Fetco says country likely to avoid a recession

Fetco says country likely to avoid a recession

Attributed to tourism sector's resurgence

The Federation of Thai Capital Market Organizations (Fetco) predicts that global and domestic inflation will begin to fall this year, while global interest rates will peak next year and start to decline in 2024.

Thailand should avoid a recession because of its strong recovery in tourism, though the International Monetary Fund (IMF) expects 25% of emerging markets to face an economic and financial crisis in 1-2 years, according to Kobsak Pootrakool, chairman of Fetco and senior executive vice-president at Bangkok Bank.

He said volatility in both money markets and stock markets will continue because a recession will begin next year.

The US will continue to raise interest rates until inflation drops to target levels. But when interest rates reach a certain level, some emerging markets will face difficulties and may have to borrow funds from the IMF, said Mr Kobsak.

Countries that have already borrowed from the IMF comprise Pakistan, Afghanistan and Sri Lanka, while Ukraine is under consideration.

Foreign media reports the countries most likely to face a crisis include those with high domestic inflation, a weak currency, and very high credit default swap rates, such as El Salvador, Ghana, Tunisia, Egypt, Kenya, Argentina and Ukraine.

He said Thailand may be safe from this round of crisis and is expected to recover well due to the tourism business and exports starting to recover this year.

The Tourism Authority of Thailand expects at least 18 million foreign visitors in Thailand next year, excluding those from China. If the number could increase to 25 million, it would help enable GDP to expand to a greater extent.

Mr Kobsak said the Investment Analysts Association expects the SET Index to range from 1,585-1,709 points this year.

He said a survey of investors and market participants revealed the investor confidence index, which anticipates market conditions over the next three months, stood at 108.9 in October, up by 60.5% from the previous month.

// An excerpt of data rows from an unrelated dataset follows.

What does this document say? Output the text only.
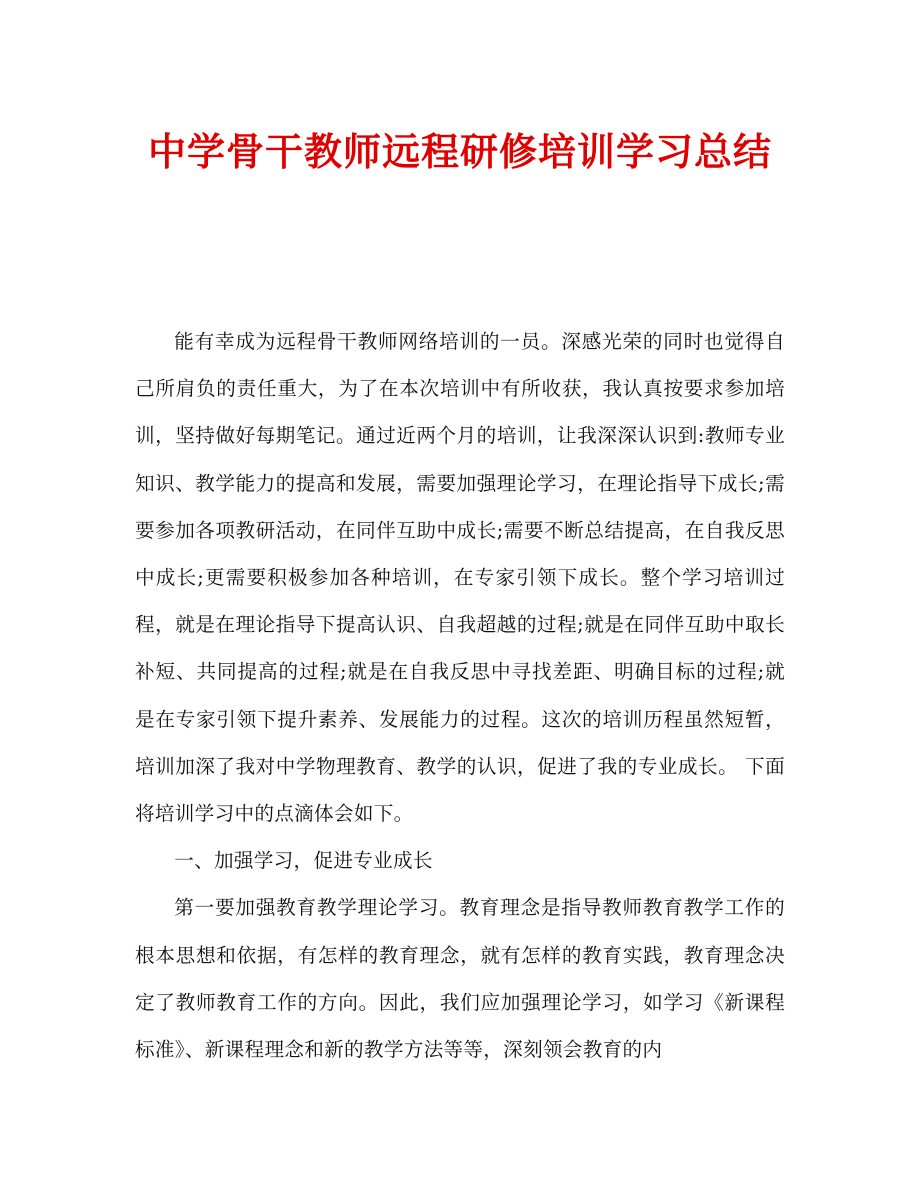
中学骨干教师远程研修培训学习总结

能有幸成为远程骨干教师网络培训的一员。深感光荣的同时也觉得自己所肩负的责任重大，为了在本次培训中有所收获，我认真按要求参加培训，坚持做好每期笔记。通过近两个月的培训，让我深深认识到:教师专业知识、教学能力的提高和发展，需要加强理论学习，在理论指导下成长;需要参加各项教研活动，在同伴互助中成长;需要不断总结提高，在自我反思中成长;更需要积极参加各种培训，在专家引领下成长。整个学习培训过程，就是在理论指导下提高认识、自我超越的过程;就是在同伴互助中取长补短、共同提高的过程;就是在自我反思中寻找差距、明确目标的过程;就是在专家引领下提升素养、发展能力的过程。这次的培训历程虽然短暂，培训加深了我对中学物理教育、教学的认识，促进了我的专业成长。 下面将培训学习中的点滴体会如下。

一、加强学习，促进专业成长

第一要加强教育教学理论学习。教育理念是指导教师教育教学工作的根本思想和依据，有怎样的教育理念，就有怎样的教育实践，教育理念决定了教师教育工作的方向。因此，我们应加强理论学习，如学习《新课程标准》、新课程理念和新的教学方法等等，深刻领会教育的内
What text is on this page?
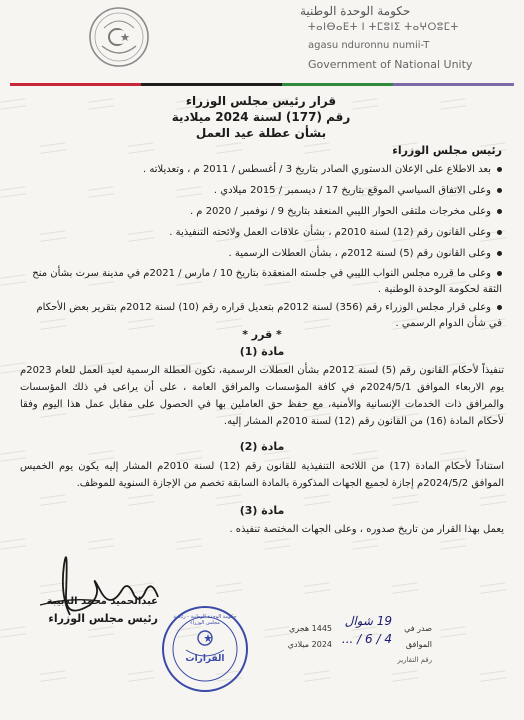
حكومة الوحدة الوطنية
ⵜⴰⵏⴱⴰⴹⵜ ⵏ ⵜⵎⵓⵏⵉ ⵜⴰⵖⵔⵓⵎⵜ
agasu nduronnu numii-T
Government of National Unity
قرار رئيس مجلس الوزراء
رقم (177) لسنة 2024 ميلادية
بشأن عطلة عيد العمل
رئيس مجلس الوزراء
بعد الاطلاع على الإعلان الدستوري الصادر بتاريخ 3 / أغسطس / 2011 م ، وتعديلاته .
وعلى الاتفاق السياسي الموقع بتاريخ 17 / ديسمبر / 2015 ميلادي .
وعلى مخرجات ملتقى الحوار الليبي المنعقد بتاريخ 9 / نوفمبر / 2020 م .
وعلى القانون رقم (12) لسنة 2010م ، بشأن علاقات العمل ولائحته التنفيذية .
وعلى القانون رقم (5) لسنة 2012م ، بشأن العطلات الرسمية .
وعلى ما قرره مجلس النواب الليبي في جلسته المنعقدة بتاريخ 10 / مارس / 2021م في مدينة سرت بشأن منح الثقة لحكومة الوحدة الوطنية .
وعلى قرار مجلس الوزراء رقم (356) لسنة 2012م بتعديل قراره رقم (10) لسنة 2012م بتقرير بعض الأحكام في شأن الدوام الرسمي .
* قرر *
مادة (1)
تنفيذاً لأحكام القانون رقم (5) لسنة 2012م بشأن العطلات الرسمية، تكون العطلة الرسمية لعيد العمل للعام 2023م يوم الاربعاء الموافق 2024/5/1م في كافة المؤسسات والمرافق العامة ، على أن يراعى في ذلك المؤسسات والمرافق ذات الخدمات الإنسانية والأمنية، مع حفظ حق العاملين بها في الحصول على مقابل عمل هذا اليوم وفقا لأحكام المادة (16) من القانون رقم (12) لسنة 2010م المشار إليه.
مادة (2)
استناداً لأحكام المادة (17) من اللائحة التنفيذية للقانون رقم (12) لسنة 2010م المشار إليه يكون يوم الخميس الموافق 2024/5/2م إجازة لجميع الجهات المذكورة بالمادة السابقة تخصم من الإجازة السنوية للموظف.
مادة (3)
يعمل بهذا القرار من تاريخ صدوره ، وعلى الجهات المختصة تنفيذه .
عبدالحميد محمد الدبيبة
رئيس مجلس الوزراء
القرارات
حكومة الوحدة الوطنية - رئاسة مجلس الوزراء
صدر في
19 شوال
1445 هجري
الموافق
4 / 6 / ...
2024 ميلادي
رقم التقارير
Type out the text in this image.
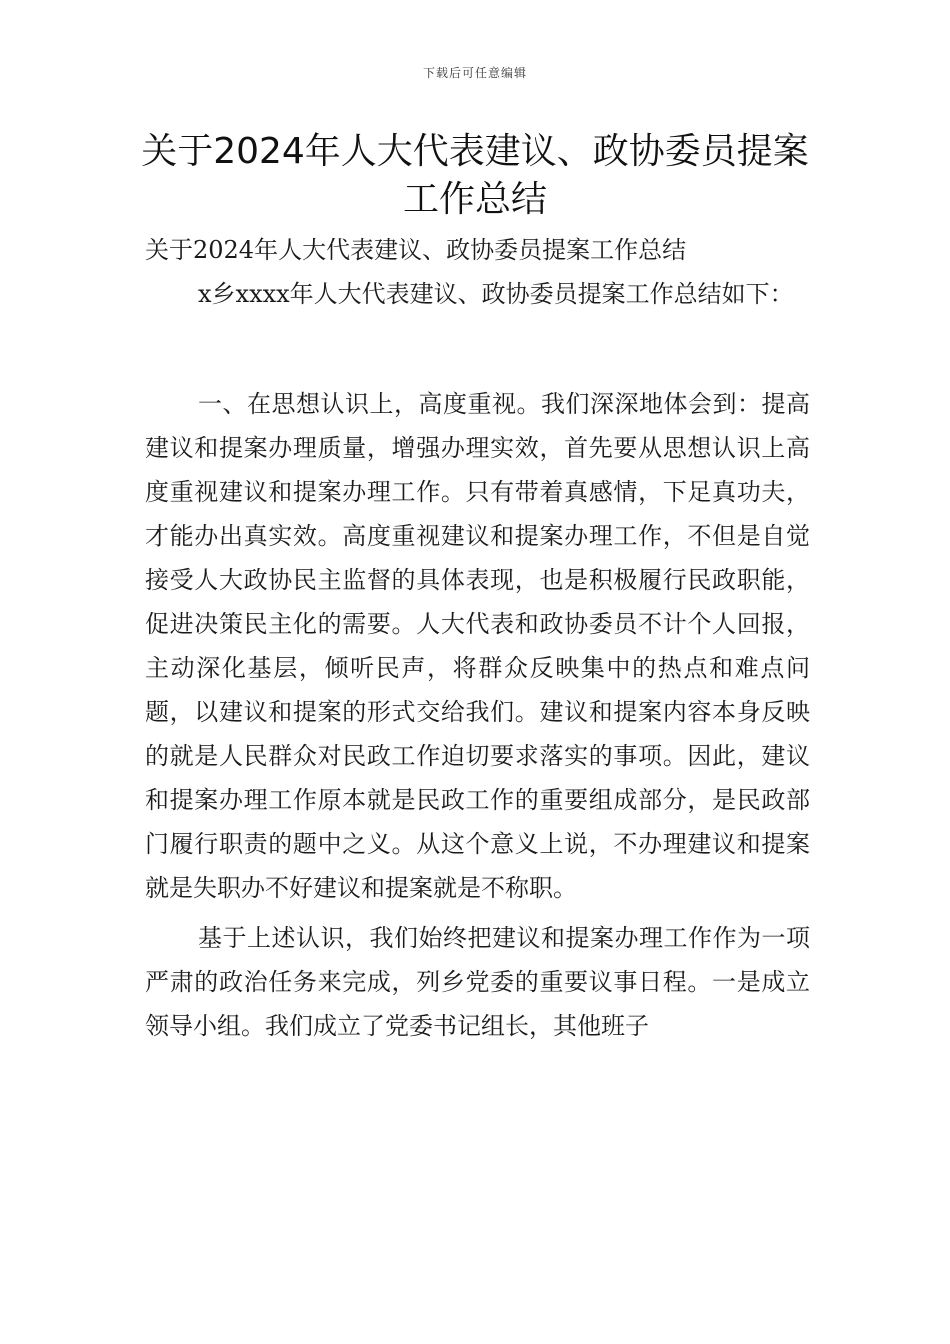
下载后可任意编辑
关于2024年人大代表建议、政协委员提案
工作总结

关于2024年人大代表建议、政协委员提案工作总结

x乡xxxx年人大代表建议、政协委员提案工作总结如下：

一、在思想认识上，高度重视。我们深深地体会到：提高建议和提案办理质量，增强办理实效，首先要从思想认识上高度重视建议和提案办理工作。只有带着真感情，下足真功夫，才能办出真实效。高度重视建议和提案办理工作，不但是自觉接受人大政协民主监督的具体表现，也是积极履行民政职能，促进决策民主化的需要。人大代表和政协委员不计个人回报，主动深化基层，倾听民声，将群众反映集中的热点和难点问题，以建议和提案的形式交给我们。建议和提案内容本身反映的就是人民群众对民政工作迫切要求落实的事项。因此，建议和提案办理工作原本就是民政工作的重要组成部分，是民政部门履行职责的题中之义。从这个意义上说，不办理建议和提案就是失职办不好建议和提案就是不称职。

基于上述认识，我们始终把建议和提案办理工作作为一项严肃的政治任务来完成，列乡党委的重要议事日程。一是成立领导小组。我们成立了党委书记组长，其他班子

The investors expect the tourism recovery to be the most supportive factor driving confidence, followed by anticipation that the US Federal Reserve would slow down its pace of interest rate hikes and local economic recovery, according to the survey.

However, uncertainty over the Fed's policy of raising interest rates, the development of inflation and the Covid-19 situation, respectively, were investors' leading concerns.

The most attractive sector to investors is tourism and leisure, with the least attractive being petrochemicals and chemicals. The biggest impediment to the SET is uncertainty over the Fed's interest rate hikes.

External factors to monitor include clarity on the Fed's policy of raising interest rates, foreign exchange fluctuation that caused several central banks to intervene, particularly the Bank of England and the Bank of Japan, and a trend of economic recession, especially in emerging markets. In addition, China's economic slowdown as a result of its zero-Covid policy and the lingering Russia-Ukraine war were still capturing attention.

Local signs to track include any export slowdown, rising imports of goods from China that may impact Thai firms, the baht's depreciation and a sharp decline in foreign reserves as a result of US dollar appreciation.